The present dissertation consists of three essays. The essays analyze situations in which the economic agents face plausible limitations and costs of decision-making and communication. Such limitations and costs play a substantial role in determining the results of the analysis developed in each essay.

The first essay analyzes the interactions among adaptive agents, producing idiosyncratic goods. Each agent cannot consume the own good, but can only consume the good produced by a neighbor, as defined by the spatial structure imposed on the economy. A protocol governing the exchanges, requiring the agents to put forth some marketing effort, is considered. Its performance-and the average reward to production-depends on the percentage of active producers. The interactions between the marketing and the production decisions can cause fluctuations in average output and utility.

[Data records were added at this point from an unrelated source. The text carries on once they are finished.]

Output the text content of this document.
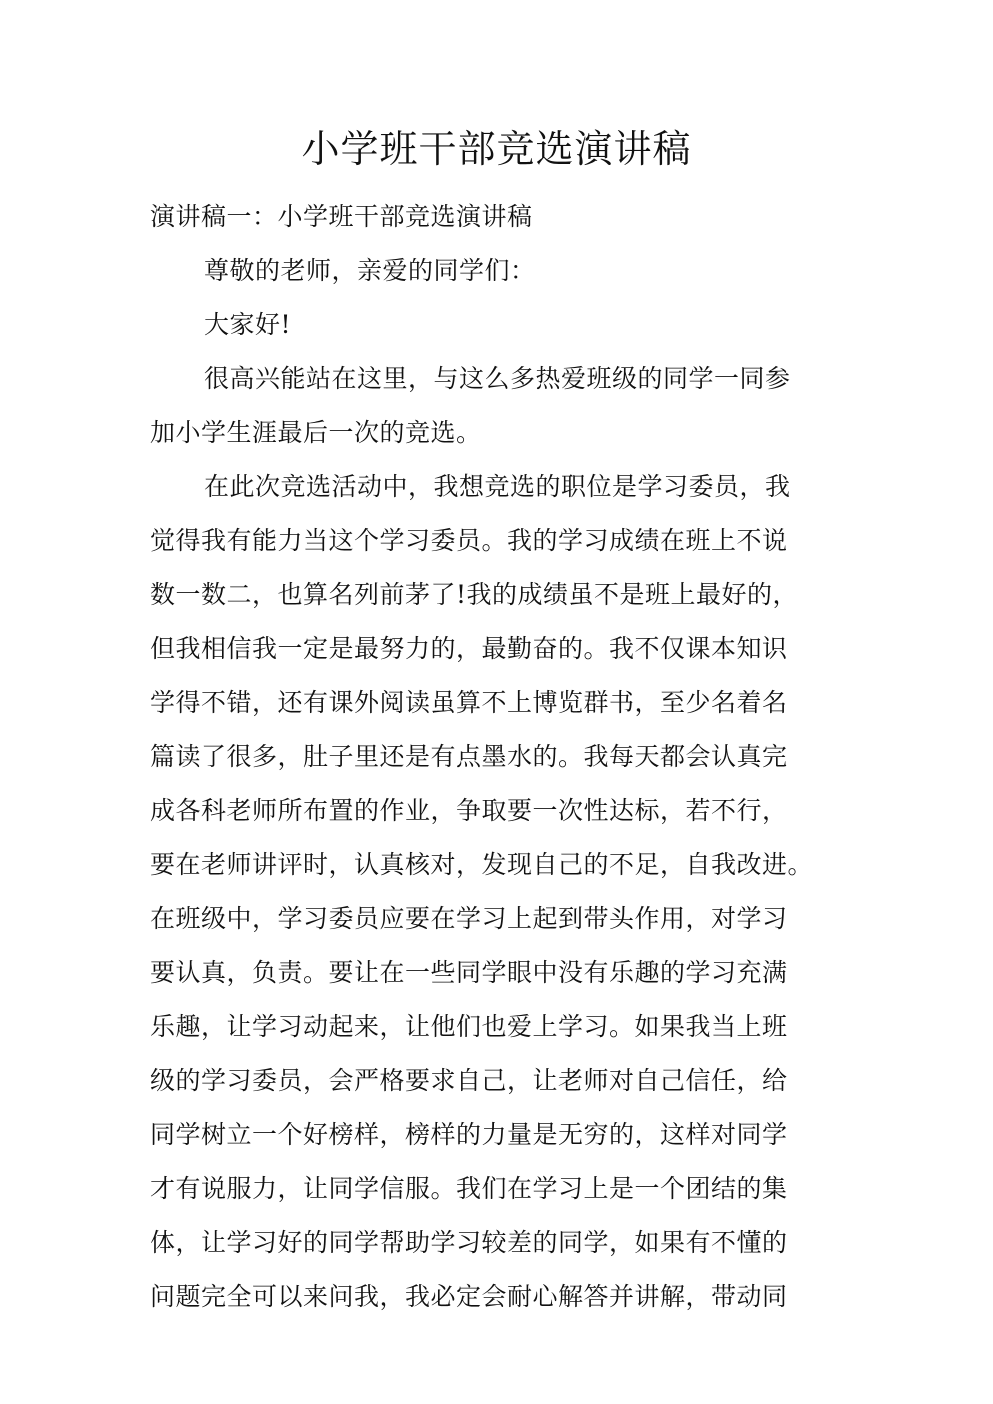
小学班干部竞选演讲稿
演讲稿一：小学班干部竞选演讲稿
尊敬的老师，亲爱的同学们：
大家好!
很高兴能站在这里，与这么多热爱班级的同学一同参
加小学生涯最后一次的竞选。
在此次竞选活动中，我想竞选的职位是学习委员，我
觉得我有能力当这个学习委员。我的学习成绩在班上不说
数一数二，也算名列前茅了!我的成绩虽不是班上最好的，
但我相信我一定是最努力的，最勤奋的。我不仅课本知识
学得不错，还有课外阅读虽算不上博览群书，至少名着名
篇读了很多，肚子里还是有点墨水的。我每天都会认真完
成各科老师所布置的作业，争取要一次性达标，若不行，
要在老师讲评时，认真核对，发现自己的不足，自我改进。
在班级中，学习委员应要在学习上起到带头作用，对学习
要认真，负责。要让在一些同学眼中没有乐趣的学习充满
乐趣，让学习动起来，让他们也爱上学习。如果我当上班
级的学习委员，会严格要求自己，让老师对自己信任，给
同学树立一个好榜样，榜样的力量是无穷的，这样对同学
才有说服力，让同学信服。我们在学习上是一个团结的集
体，让学习好的同学帮助学习较差的同学，如果有不懂的
问题完全可以来问我，我必定会耐心解答并讲解，带动同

The second essay analyzes an economy with a spatial structure in which neighboring agents play a repeated prisoner's dilemma, by means of two-state automata. The model can have multiple stationary Nash-equilibria. However, the equilibria-except those with pairs of neighboring cooperators, amidst regions of defectors, and possibly those with generalized cooperation-may not survive the introduction of “trembles”. If the players can condition their responses to acts of defection upon the defector's identity, additional “robust” ways to implement the configurations of cooperators and defectors may become available.

The third essay analyzes the evolutionary dynamics of a modified version of Rosenthal's “centipede”. The players' strategies are represented by finite-state automata, possibly featuring different complexity costs. With the unperturbed replicator dynamics, and low levels of the complexity costs, the asymptotic attractor of the fractions of the populations adopting different automata is a subset of that of the original game, and is such that all players' payoffs are zero. The model also has an unstable equilibrium at which some players achieve strictly positive payoffs. Higher levels of the complexity cost and-or perturbations of the replicator dynamics can change the qualitative dynamics of the system, and lead the players to obtain strictly positive payoffs, on average.